SLC11A2 Western Blot Primärantikörper: Abclonal (Wuhan, China; Katalog: A10231).
siRNA-Zielsequenz: GGAGGAATCTTGGTCCTTA, GTACCTGCATTCTGCCTTA, GAGTGACTTTGCCAATGGA.
qPCR-Primersequenz: F, ATCGGCTCAGACATGCAAGAA; R: TTCCGCAAGCCATATTTGTCC.
Wir verwendeten siRNA, um SLC11A2 in den Eierstockkrebs-Zelllinien ES2, A2780 und SKOV3 (si-RNA-Gruppe) auszuschalten. Die Kontrollgruppe verwendete si-RNA ohne Knockdown-Effekt (NC-Gruppe). In jeder Gruppe wurden fünf Replika-Wells angebracht, und die anfängliche Dichte betrug 1000 Zellen pro Well (Platte mit 96 Wells). Am ersten und fünften Kulturtag wurde CCK8 zugegeben und 2 Stunden lang inkubiert, um die Absorption bei 450 nm zu ermitteln. Um die Umstände einer klinischen Tumor-Chemotherapie zu simulieren, haben wir auch eine Cisplatin-Interventionsgruppe (CIS) bereitgestellt, um herauszufinden, ob SLC11A2 die platinbasierte Chemotherapie beeinflussen könnte.

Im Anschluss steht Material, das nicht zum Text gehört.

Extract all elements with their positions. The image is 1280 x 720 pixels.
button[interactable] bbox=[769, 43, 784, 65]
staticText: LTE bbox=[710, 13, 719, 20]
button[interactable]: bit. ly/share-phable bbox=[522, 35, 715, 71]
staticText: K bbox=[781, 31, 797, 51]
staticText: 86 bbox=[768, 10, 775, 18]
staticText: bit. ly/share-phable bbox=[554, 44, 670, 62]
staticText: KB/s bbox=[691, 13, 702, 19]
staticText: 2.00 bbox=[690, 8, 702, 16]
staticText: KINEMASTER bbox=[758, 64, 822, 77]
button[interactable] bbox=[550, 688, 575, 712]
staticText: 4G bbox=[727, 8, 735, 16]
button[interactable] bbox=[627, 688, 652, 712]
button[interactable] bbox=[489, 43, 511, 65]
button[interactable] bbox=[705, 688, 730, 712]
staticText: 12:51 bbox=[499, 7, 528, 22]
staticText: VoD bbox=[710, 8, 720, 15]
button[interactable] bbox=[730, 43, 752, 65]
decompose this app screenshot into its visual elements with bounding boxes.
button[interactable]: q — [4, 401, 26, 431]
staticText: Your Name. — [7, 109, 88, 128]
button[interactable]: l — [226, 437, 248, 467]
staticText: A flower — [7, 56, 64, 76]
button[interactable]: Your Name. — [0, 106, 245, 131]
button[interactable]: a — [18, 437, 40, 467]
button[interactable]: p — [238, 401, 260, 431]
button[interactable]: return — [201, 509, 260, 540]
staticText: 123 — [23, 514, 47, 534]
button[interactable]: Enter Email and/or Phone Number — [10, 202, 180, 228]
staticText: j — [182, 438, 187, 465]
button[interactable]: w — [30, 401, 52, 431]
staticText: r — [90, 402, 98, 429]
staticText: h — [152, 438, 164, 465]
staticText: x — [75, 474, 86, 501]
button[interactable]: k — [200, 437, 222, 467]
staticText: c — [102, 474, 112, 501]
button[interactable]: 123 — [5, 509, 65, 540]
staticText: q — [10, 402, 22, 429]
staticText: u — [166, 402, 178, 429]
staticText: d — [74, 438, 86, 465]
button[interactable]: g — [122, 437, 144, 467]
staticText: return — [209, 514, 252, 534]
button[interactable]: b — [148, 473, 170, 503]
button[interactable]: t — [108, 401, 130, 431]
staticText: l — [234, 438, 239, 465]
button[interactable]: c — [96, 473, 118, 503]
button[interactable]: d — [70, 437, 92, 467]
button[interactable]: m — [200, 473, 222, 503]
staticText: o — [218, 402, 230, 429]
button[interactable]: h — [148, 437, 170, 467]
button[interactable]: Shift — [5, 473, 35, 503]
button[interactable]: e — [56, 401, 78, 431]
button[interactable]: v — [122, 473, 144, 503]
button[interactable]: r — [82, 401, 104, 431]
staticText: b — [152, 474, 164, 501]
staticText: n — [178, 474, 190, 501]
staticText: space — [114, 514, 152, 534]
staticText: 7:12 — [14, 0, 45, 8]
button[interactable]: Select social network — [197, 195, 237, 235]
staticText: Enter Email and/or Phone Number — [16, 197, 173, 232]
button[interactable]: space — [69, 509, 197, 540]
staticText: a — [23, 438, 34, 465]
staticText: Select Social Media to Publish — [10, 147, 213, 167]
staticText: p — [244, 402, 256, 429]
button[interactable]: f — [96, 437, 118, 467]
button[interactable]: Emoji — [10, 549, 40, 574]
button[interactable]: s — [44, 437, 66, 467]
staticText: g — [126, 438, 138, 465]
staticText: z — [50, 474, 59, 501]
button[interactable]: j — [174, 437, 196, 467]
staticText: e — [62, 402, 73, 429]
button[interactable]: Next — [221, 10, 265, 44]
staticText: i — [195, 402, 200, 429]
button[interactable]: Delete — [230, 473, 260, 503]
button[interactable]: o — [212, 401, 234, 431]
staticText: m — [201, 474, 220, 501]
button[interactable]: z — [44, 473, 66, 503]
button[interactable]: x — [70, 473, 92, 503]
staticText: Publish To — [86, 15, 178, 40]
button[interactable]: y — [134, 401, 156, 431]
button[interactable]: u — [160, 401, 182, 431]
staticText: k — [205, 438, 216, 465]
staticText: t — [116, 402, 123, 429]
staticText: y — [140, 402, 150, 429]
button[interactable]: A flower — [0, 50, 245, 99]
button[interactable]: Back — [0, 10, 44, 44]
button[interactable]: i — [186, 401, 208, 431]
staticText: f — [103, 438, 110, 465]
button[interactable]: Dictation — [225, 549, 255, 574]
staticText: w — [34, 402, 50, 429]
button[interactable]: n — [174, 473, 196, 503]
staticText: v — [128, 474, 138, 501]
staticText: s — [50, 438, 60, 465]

Transwell-Experimente wurden verwendet, um die Wirkung von SLC11A2 auf die Migrationsfähigkeit von ES2, A2780 und SKOV3 zu untersuchen. Nach der Verdauung wurden die Zellen in einem serumfreien Medium in die oberen Vertiefungen der Transwell-Kammer gegeben, und das serumhaltige Medium wurde in die unteren Vertiefungen gegeben. Nach 24-stündiger Kultur wurden die Zellen mit Methanol fixiert, mit PBS gewaschen und mit Kristallviolett gefärbt; Die Zellen in der oberen Schicht, die nicht durch die kleinen Löcher gelangten, wurden abgewischt, an der Luft getrocknet und fotografiert. Die ImageJ-Software analysierte die Zellfläche der Zellen, die durch die Vertiefung strömten. Alle Zellfunktionsexperimente wurden mindestens dreimal mit drei Dreifachversuchen wiederholt.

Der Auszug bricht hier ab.